While Rownie had been speaking Lloyd had crossed the hall to where the roster of the nurses' names, in little movable slides, hung against the wall. As often as a nurse was called out she removed her name from the top of this list and slid it into place at the bottom, so that whoever found her name at the top of the roster knew that she was "next on call" and prepared herself accordingly.
Lloyd's name was now at the top of the list. She had not been gone five minutes from the agency, and it was rare for two nurses to be called out in so short a time.
"Is it your tu'n?" asked Rownie as Lloyd faced quickly about.
"Yes, yes," answered Lloyd, running up the stairs, adding, as she passed the mulatto: "There's been no call sent in since Miss Thielman left, has there, Rownie?" Rownie shook her head.
Lloyd went directly to her room, tossed her books aside without removing the wrappers, and set about packing her satchel. When this was done she changed her tailor-made street dress and crisp skirt for clothes that would not rustle when she moved, and put herself neatly to rights, stripping off her rings and removing the dog-violets from her waist. Then she went to the round, old-fashioned mirror that hung between the windows of her room, and combed back her hair in a great roll from her forehead and temples, and stood there a moment or so when she had done, looking at her reflection.
She was tall and of a very vigorous build, full-throated, deep-chested, with large, strong hands and solid, round wrists. Her face was rather serious; one did not expect her to smile easily; the eyes dull blue, with no trace of sparkle and set deep under heavy, level eyebrows. Her mouth was the mouth of the obstinate, of the strong-willed, and her chin was not small. But her hair was a veritable glory, a dull-red flame, that bore back from her face in one great solid roll, dull red, like copper or old bronze, thick, heavy, almost gorgeous in its sombre radiance. Dull-red hair, dull-blue eyes, and a faint, dull glow forever on her cheeks, Lloyd was a beautiful woman; much about her that was regal, for she was very straight as well as very tall, and could look down upon most women and upon not a few men.

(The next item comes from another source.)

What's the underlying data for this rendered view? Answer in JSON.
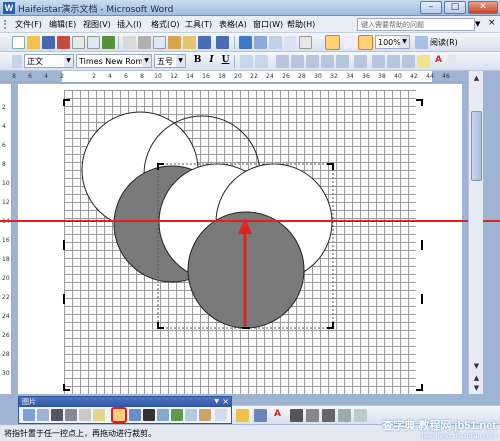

Lloyd turned from the mirror, laying down the comb. She had yet to pack her nurse's bag, or, since this was always ready, to make sure that none of its equipment was lacking. She was very proud of this bag, as she had caused it to be made after her own ideas and design. It was of black russia leather and in the form of an ordinary valise, but set off with a fine silver clasp bearing her name and the agency's address. She brought it from the closet and ran over its contents, murmuring the while to herself:
"Clinical thermometer—brandy—hypodermic syringe—vial of oxalic-acid crystals—minim-glass—temperature charts; yes, yes, everything right."